Yes agree. This can be monitored by monitoring system with some docuentation. Currently we may use HPOV or other monitoring script to monitor the DHCP log. But the output must match exactly or otherwise too many alarm will be triggered.

We noted that there are subscription service of ISC DHCP, would this cover the documentation for the monitoring part?

And also we want to know are there any application level fault the failover mechanism could handle. We have currently just know that if node down or communication down, the failover will kick in. not sure about what other condition would kick in the failover.

Louis Lau

-----Original Message-----
From: dhcp-users-bounces+louis_lau=***@lists.isc.org [mailto:dhcp-users-bounces+louis_lau=***@lists.isc.org] On Behalf Of Glenn Satchell
Sent: Tuesday, May 28, 2013 12:02 PM
To: Users of ISC DHCP
Subject: Re: DHCP failover - disk full, can not commit to lease file

DHCP is not a monitoring system. Why not use your existing, dedicated monitoring system to detect the failure modes you care about, and get that to trigger failover. This could be simple - turn off the dhcp service, or put it in partner-down mode.

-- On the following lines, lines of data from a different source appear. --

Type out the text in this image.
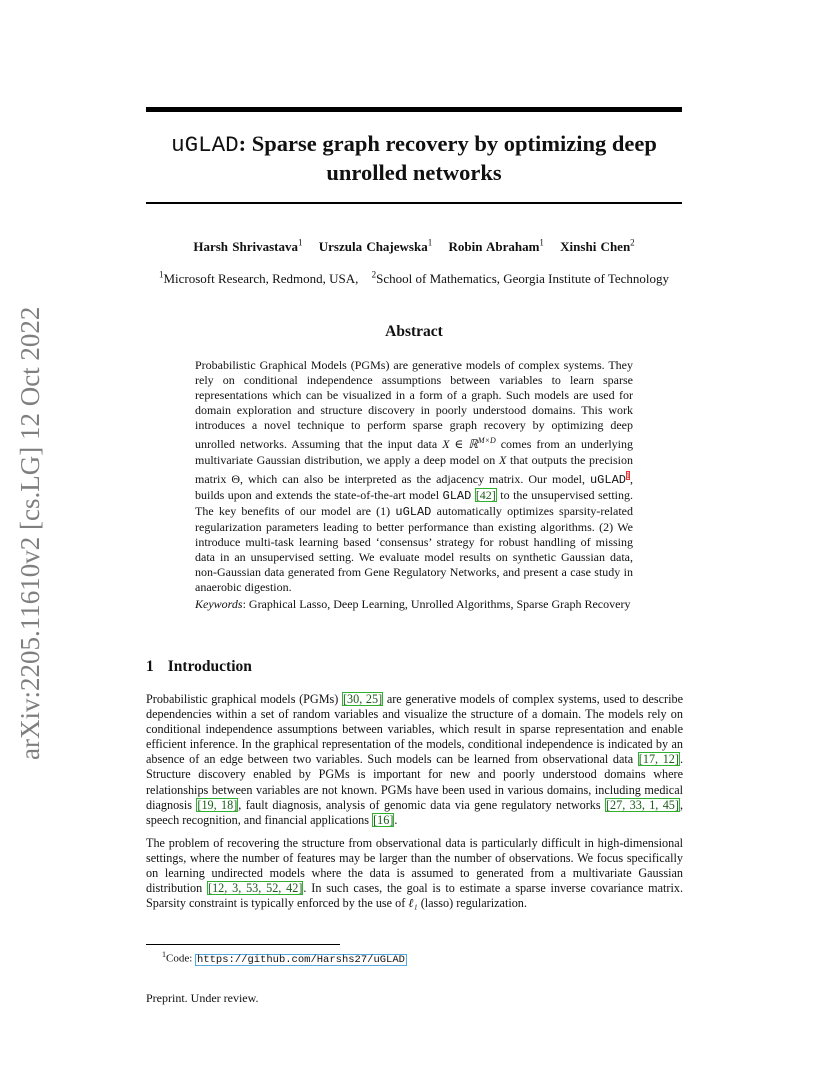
arXiv:2205.11610v2 [cs.LG] 12 Oct 2022
uGLAD: Sparse graph recovery by optimizing deep
unrolled networks
Harsh Shrivastava$^1$ Urszula Chajewska$^1$ Robin Abraham$^1$ Xinshi Chen$^2$
$^1$Microsoft Research, Redmond, USA, $^2$School of Mathematics, Georgia Institute of Technology
Abstract

Probabilistic Graphical Models (PGMs) are generative models of complex systems. They rely on conditional independence assumptions between variables to learn sparse representations which can be visualized in a form of a graph. Such models are used for domain exploration and structure discovery in poorly understood domains. This work introduces a novel technique to perform sparse graph recovery by optimizing deep unrolled networks. Assuming that the input data X ∈ ℝ$^{M\times D}$ comes from an underlying multivariate Gaussian distribution, we apply a deep model on X that outputs the precision matrix Θ, which can also be interpreted as the adjacency matrix. Our model, uGLAD$^1$, builds upon and extends the state-of-the-art model GLAD [42] to the unsupervised setting. The key benefits of our model are (1) uGLAD automatically optimizes sparsity-related regularization parameters leading to better performance than existing algorithms. (2) We introduce multi-task learning based ‘consensus’ strategy for robust handling of missing data in an unsupervised setting. We evaluate model results on synthetic Gaussian data, non-Gaussian data generated from Gene Regulatory Networks, and present a case study in anaerobic digestion.

Keywords: Graphical Lasso, Deep Learning, Unrolled Algorithms, Sparse Graph Recovery

1 Introduction

Probabilistic graphical models (PGMs) [30, 25] are generative models of complex systems, used to describe dependencies within a set of random variables and visualize the structure of a domain. The models rely on conditional independence assumptions between variables, which result in sparse representation and enable efficient inference. In the graphical representation of the models, conditional independence is indicated by an absence of an edge between two variables. Such models can be learned from observational data [17, 12]. Structure discovery enabled by PGMs is important for new and poorly understood domains where relationships between variables are not known. PGMs have been used in various domains, including medical diagnosis [19, 18], fault diagnosis, analysis of genomic data via gene regulatory networks [27, 33, 1, 45], speech recognition, and financial applications [16].

The problem of recovering the structure from observational data is particularly difficult in high-dimensional settings, where the number of features may be larger than the number of observations. We focus specifically on learning undirected models where the data is assumed to generated from a multivariate Gaussian distribution [12, 3, 53, 52, 42]. In such cases, the goal is to estimate a sparse inverse covariance matrix. Sparsity constraint is typically enforced by the use of ℓ₁ (lasso) regularization.

$^1$Code: https://github.com/Harshs27/uGLAD
Preprint. Under review.
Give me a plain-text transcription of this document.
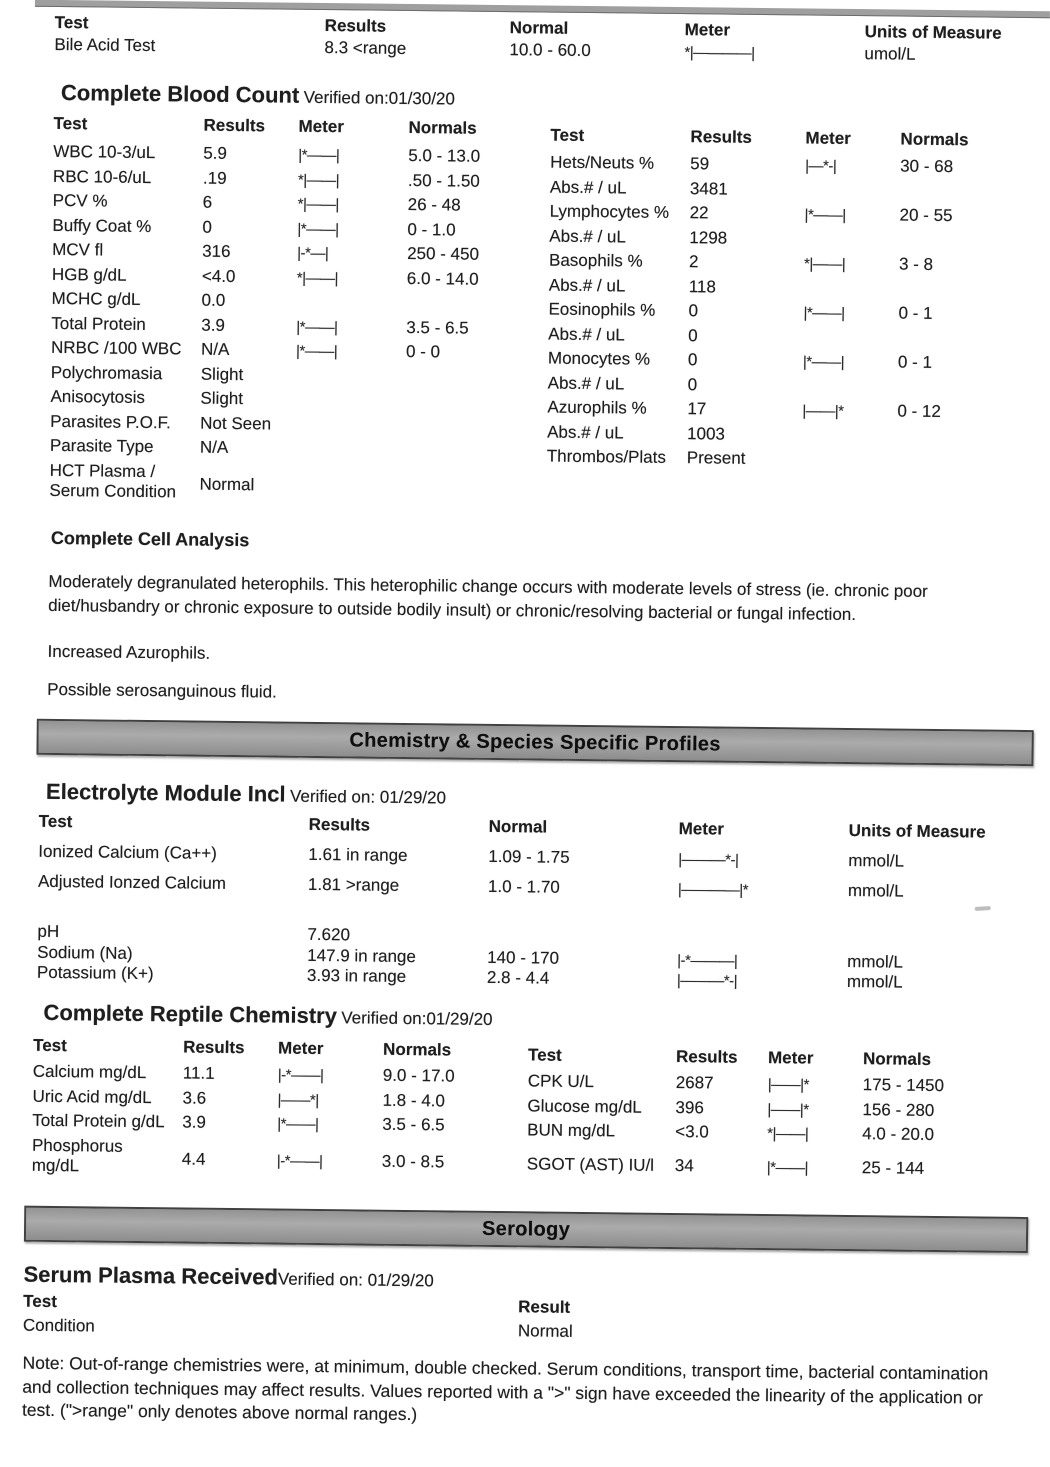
Test	Results	Normal	Meter	Units of Measure
Bile Acid Test	8.3 <range	10.0 - 60.0	*|————|	umol/L
Complete Blood Count Verified on:01/30/20
Test	Results	Meter	Normals
WBC 10-3/uL	5.9	|*——|	5.0 - 13.0
RBC 10-6/uL	.19	*|——|	.50 - 1.50
PCV %	6	*|——|	26 - 48
Buffy Coat %	0	|*——|	0 - 1.0
MCV fl	316	|-*—|	250 - 450
HGB g/dL	<4.0	*|——|	6.0 - 14.0
MCHC g/dL	0.0
Total Protein	3.9	|*——|	3.5 - 6.5
NRBC /100 WBC	N/A	|*——|	0 - 0
Polychromasia	Slight
Anisocytosis	Slight
Parasites P.O.F.	Not Seen
Parasite Type	N/A
HCT Plasma /
Serum Condition	Normal
Test	Results	Meter	Normals
Hets/Neuts %	59	|—*-|	30 - 68
Abs.# / uL	3481
Lymphocytes %	22	|*——|	20 - 55
Abs.# / uL	1298
Basophils %	2	*|——|	3 - 8
Abs.# / uL	118
Eosinophils %	0	|*——|	0 - 1
Abs.# / uL	0
Monocytes %	0	|*——|	0 - 1
Abs.# / uL	0
Azurophils %	17	|——|*	0 - 12
Abs.# / uL	1003
Thrombos/Plats	Present
Complete Cell Analysis
Moderately degranulated heterophils. This heterophilic change occurs with moderate levels of stress (ie. chronic poor diet/husbandry or chronic exposure to outside bodily insult) or chronic/resolving bacterial or fungal infection.
Increased Azurophils.
Possible serosanguinous fluid.
Chemistry & Species Specific Profiles
Electrolyte Module Incl Verified on: 01/29/20
Test	Results	Normal	Meter	Units of Measure
Ionized Calcium (Ca++)	1.61 in range	1.09 - 1.75	|———*-|	mmol/L
Adjusted Ionzed Calcium	1.81 >range	1.0 - 1.70	|————|*	mmol/L
pH	7.620
Sodium (Na)	147.9 in range	140 - 170	|-*———|	mmol/L
Potassium (K+)	3.93 in range	2.8 - 4.4	|———*-|	mmol/L
Complete Reptile Chemistry Verified on:01/29/20
Test	Results	Meter	Normals
Calcium mg/dL	11.1	|-*——|	9.0 - 17.0
Uric Acid mg/dL	3.6	|——*|	1.8 - 4.0
Total Protein g/dL	3.9	|*——|	3.5 - 6.5
Phosphorus
mg/dL	4.4	|-*——|	3.0 - 8.5
Test	Results	Meter	Normals
CPK U/L	2687	|——|*	175 - 1450
Glucose mg/dL	396	|——|*	156 - 280
BUN mg/dL	<3.0	*|——|	4.0 - 20.0
SGOT (AST) IU/l	34	|*——|	25 - 144
Serology
Serum Plasma ReceivedVerified on: 01/29/20
Test	Result
Condition	Normal
Note: Out-of-range chemistries were, at minimum, double checked. Serum conditions, transport time, bacterial contamination and collection techniques may affect results. Values reported with a ">" sign have exceeded the linearity of the application or test. (">range" only denotes above normal ranges.)
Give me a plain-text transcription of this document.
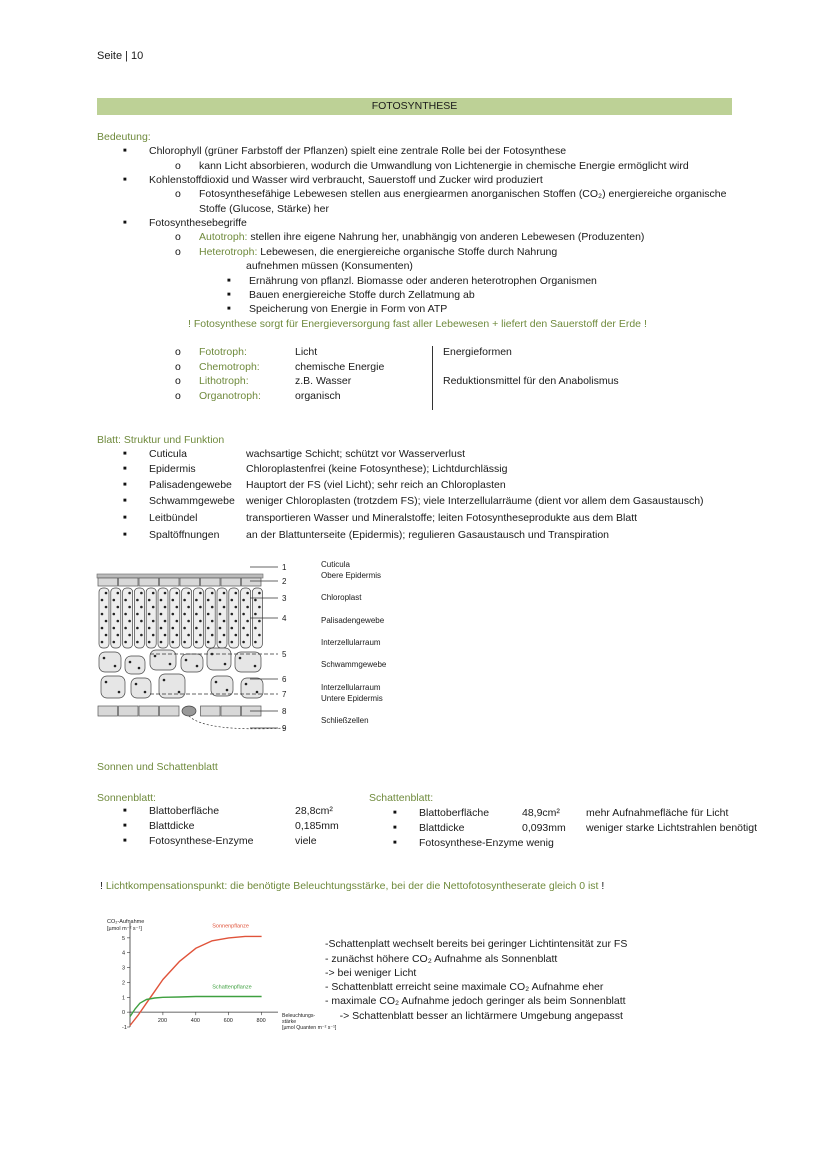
Seite | 10
FOTOSYNTHESE
Bedeutung:
■ Chlorophyll (grüner Farbstoff der Pflanzen) spielt eine zentrale Rolle bei der Fotosynthese
o kann Licht absorbieren, wodurch die Umwandlung von Lichtenergie in chemische Energie ermöglicht wird
■ Kohlenstoffdioxid und Wasser wird verbraucht, Sauerstoff und Zucker wird produziert
o Fotosynthesefähige Lebewesen stellen aus energiearmen anorganischen Stoffen (CO₂) energiereiche organische
Stoffe (Glucose, Stärke) her
■ Fotosynthesebegriffe
o Autotroph: stellen ihre eigene Nahrung her, unabhängig von anderen Lebewesen (Produzenten)
o Heterotroph: Lebewesen, die energiereiche organische Stoffe durch Nahrung
aufnehmen müssen (Konsumenten)
■ Ernährung von pflanzl. Biomasse oder anderen heterotrophen Organismen
■ Bauen energiereiche Stoffe durch Zellatmung ab
■ Speicherung von Energie in Form von ATP
! Fotosynthese sorgt für Energieversorgung fast aller Lebewesen + liefert den Sauerstoff der Erde !
o Fototroph:	Licht
o Chemotroph:	chemische Energie
o Lithotroph:	z.B. Wasser
o Organotroph:	organisch
Energieformen
Reduktionsmittel für den Anabolismus
Blatt: Struktur und Funktion
■ Cuticula	wachsartige Schicht; schützt vor Wasserverlust
■ Epidermis	Chloroplastenfrei (keine Fotosynthese); Lichtdurchlässig
■ Palisadengewebe Hauptort der FS (viel Licht); sehr reich an Chloroplasten
■ Schwammgewebe weniger Chloroplasten (trotzdem FS); viele Interzellularräume (dient vor allem dem Gasaustausch)
■ Leitbündel	transportieren Wasser und Mineralstoffe; leiten Fotosyntheseprodukte aus dem Blatt
■ Spaltöffnungen	an der Blattunterseite (Epidermis); regulieren Gasaustausch und Transpiration
1
2
3
4
5
6
7
8
9
Cuticula
Obere Epidermis
Chloroplast
Palisadengewebe
Interzellularraum
Schwammgewebe
Interzellularraum
Untere Epidermis
Schließzellen
Sonnen und Schattenblatt
Sonnenblatt:	Schattenblatt:
■ Blattoberfläche	28,8cm²
■ Blattdicke	0,185mm
■ Fotosynthese-Enzyme	viele
■ Blattoberfläche	48,9cm² mehr Aufnahmefläche für Licht
■ Blattdicke	0,093mm weniger starke Lichtstrahlen benötigt
■ Fotosynthese-Enzyme wenig
! Lichtkompensationspunkt: die benötigte Beleuchtungsstärke, bei der die Nettofotosyntheserate gleich 0 ist !
CO₂-Aufnahme
[µmol m⁻² s⁻¹]
-1
0
1
2
3
4
5
200	400	600	800
Beleuchtungs-
stärke
[µmol Quanten m⁻² s⁻¹]
Sonnenpflanze
Schattenpflanze
-Schattenplatt wechselt bereits bei geringer Lichtintensität zur FS
- zunächst höhere CO₂ Aufnahme als Sonnenblatt
-> bei weniger Licht
- Schattenblatt erreicht seine maximale CO₂ Aufnahme eher
- maximale CO₂ Aufnahme jedoch geringer als beim Sonnenblatt
-> Schattenblatt besser an lichtärmere Umgebung angepasst
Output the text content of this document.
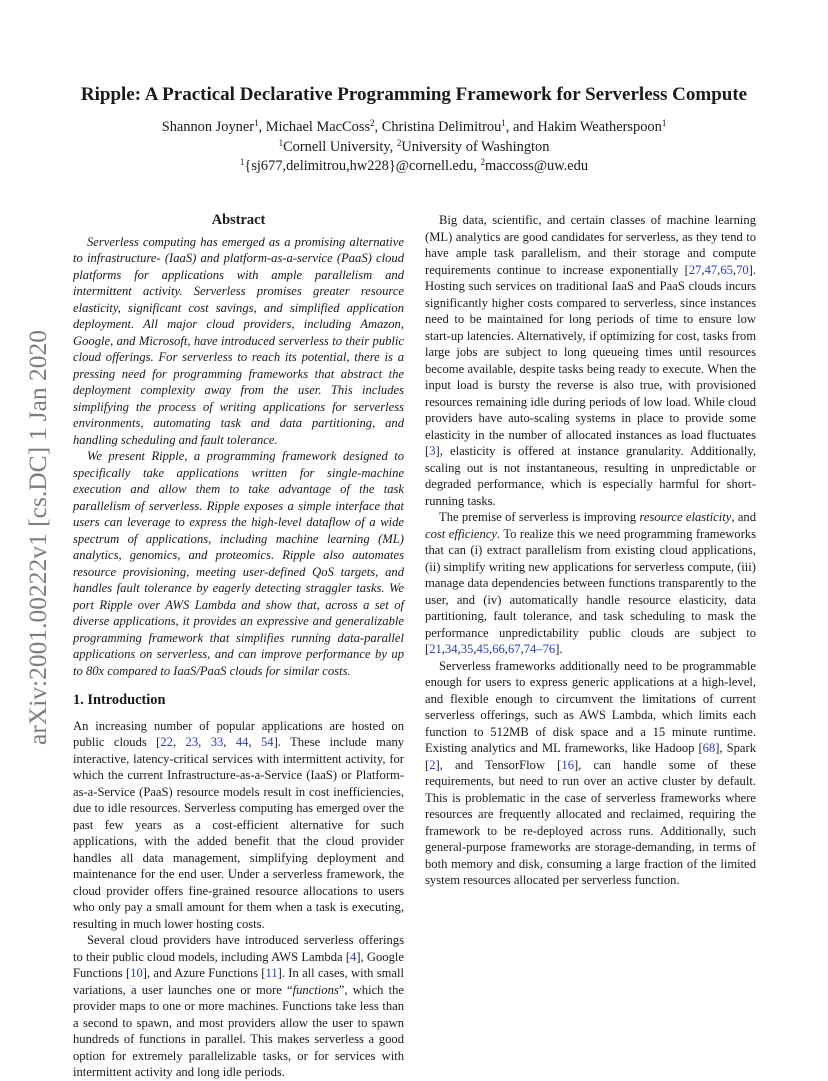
arXiv:2001.00222v1 [cs.DC] 1 Jan 2020
Ripple: A Practical Declarative Programming Framework for Serverless Compute
Shannon Joyner$^1$, Michael MacCoss$^2$, Christina Delimitrou$^1$, and Hakim Weatherspoon$^1$
$^1$Cornell University, $^2$University of Washington
$^1${sj677,delimitrou,hw228}@cornell.edu, $^2$maccoss@uw.edu
Abstract

Serverless computing has emerged as a promising alternative to infrastructure- (IaaS) and platform-as-a-service (PaaS) cloud platforms for applications with ample parallelism and intermittent activity. Serverless promises greater resource elasticity, significant cost savings, and simplified application deployment. All major cloud providers, including Amazon, Google, and Microsoft, have introduced serverless to their public cloud offerings. For serverless to reach its potential, there is a pressing need for programming frameworks that abstract the deployment complexity away from the user. This includes simplifying the process of writing applications for serverless environments, automating task and data partitioning, and handling scheduling and fault tolerance.

We present Ripple, a programming framework designed to specifically take applications written for single-machine execution and allow them to take advantage of the task parallelism of serverless. Ripple exposes a simple interface that users can leverage to express the high-level dataflow of a wide spectrum of applications, including machine learning (ML) analytics, genomics, and proteomics. Ripple also automates resource provisioning, meeting user-defined QoS targets, and handles fault tolerance by eagerly detecting straggler tasks. We port Ripple over AWS Lambda and show that, across a set of diverse applications, it provides an expressive and generalizable programming framework that simplifies running data-parallel applications on serverless, and can improve performance by up to 80x compared to IaaS/PaaS clouds for similar costs.

1. Introduction

An increasing number of popular applications are hosted on public clouds [22, 23, 33, 44, 54]. These include many interactive, latency-critical services with intermittent activity, for which the current Infrastructure-as-a-Service (IaaS) or Platform-as-a-Service (PaaS) resource models result in cost inefficiencies, due to idle resources. Serverless computing has emerged over the past few years as a cost-efficient alternative for such applications, with the added benefit that the cloud provider handles all data management, simplifying deployment and maintenance for the end user. Under a serverless framework, the cloud provider offers fine-grained resource allocations to users who only pay a small amount for them when a task is executing, resulting in much lower hosting costs.

Several cloud providers have introduced serverless offerings to their public cloud models, including AWS Lambda [4], Google Functions [10], and Azure Functions [11]. In all cases, with small variations, a user launches one or more “functions”, which the provider maps to one or more machines. Functions take less than a second to spawn, and most providers allow the user to spawn hundreds of functions in parallel. This makes serverless a good option for extremely parallelizable tasks, or for services with intermittent activity and long idle periods.

Big data, scientific, and certain classes of machine learning (ML) analytics are good candidates for serverless, as they tend to have ample task parallelism, and their storage and compute requirements continue to increase exponentially [27,47,65,70]. Hosting such services on traditional IaaS and PaaS clouds incurs significantly higher costs compared to serverless, since instances need to be maintained for long periods of time to ensure low start-up latencies. Alternatively, if optimizing for cost, tasks from large jobs are subject to long queueing times until resources become available, despite tasks being ready to execute. When the input load is bursty the reverse is also true, with provisioned resources remaining idle during periods of low load. While cloud providers have auto-scaling systems in place to provide some elasticity in the number of allocated instances as load fluctuates [3], elasticity is offered at instance granularity. Additionally, scaling out is not instantaneous, resulting in unpredictable or degraded performance, which is especially harmful for short-running tasks.

The premise of serverless is improving resource elasticity, and cost efficiency. To realize this we need programming frameworks that can (i) extract parallelism from existing cloud applications, (ii) simplify writing new applications for serverless compute, (iii) manage data dependencies between functions transparently to the user, and (iv) automatically handle resource elasticity, data partitioning, fault tolerance, and task scheduling to mask the performance unpredictability public clouds are subject to [21,34,35,45,66,67,74–76].

Serverless frameworks additionally need to be programmable enough for users to express generic applications at a high-level, and flexible enough to circumvent the limitations of current serverless offerings, such as AWS Lambda, which limits each function to 512MB of disk space and a 15 minute runtime. Existing analytics and ML frameworks, like Hadoop [68], Spark [2], and TensorFlow [16], can handle some of these requirements, but need to run over an active cluster by default. This is problematic in the case of serverless frameworks where resources are frequently allocated and reclaimed, requiring the framework to be re-deployed across runs. Additionally, such general-purpose frameworks are storage-demanding, in terms of both memory and disk, consuming a large fraction of the limited system resources allocated per serverless function.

There are many possible scenarios where this would be appropriate, but is this something the dhcp server needs to be able to handle? Is this the best use of available dhcp developer time?

regards,
-glenn

Post by Doug Barton
I could make a pretty good argument that "My disk is full and I cannot
write leases" would be something that should trigger failover.
Doug

Post by Louis Lau
Dear all,
I have two DHCP servers configured as failover peer and the router
relay the DHCP/Bootp request to both server. When the system works
normaly, a DHCP discover from client will be broadcast to both
server and the observed behavour is that both server will offer an
DHCP OFFER to the same client, The primary DHCP server shall reply
an IP-A managed by the Primary, and the Secondary shall reply an
IP-B that is managed by the secondary. Assume the client select IP-A
and send an DHCP Request for IP-A to both server.
However recently, primary server disk is full, and in the log there are a lot of
ommit_leases: unable to commit: No space left on device
We observed that the DHCP does not failover to the secondary in this
case, and the primary will still response to DHCPDISCOVER and
provide a DHCP Offer. And in this case, we observed that most
client does not try the DHCP offer from secondary but most of them
choose the IP assigned from the Primary DHCP server.
Is this behaviour normal?
Are there any configuration that can make the server fail to
secondary DHCP server for similar case or let the client try the
other DHCP OFFER when the first DHCP IP does not have a ACK?
Thanks for your help on this matter.
Louis Lau

_______________________________________________
dhcp-users mailing list
https://lists.isc.org/mailman/listinfo/dhcp-users

Sten Carlsen

2013-05-28 09:10:16 UTC

Permalink

You should monitor the disks, not the log?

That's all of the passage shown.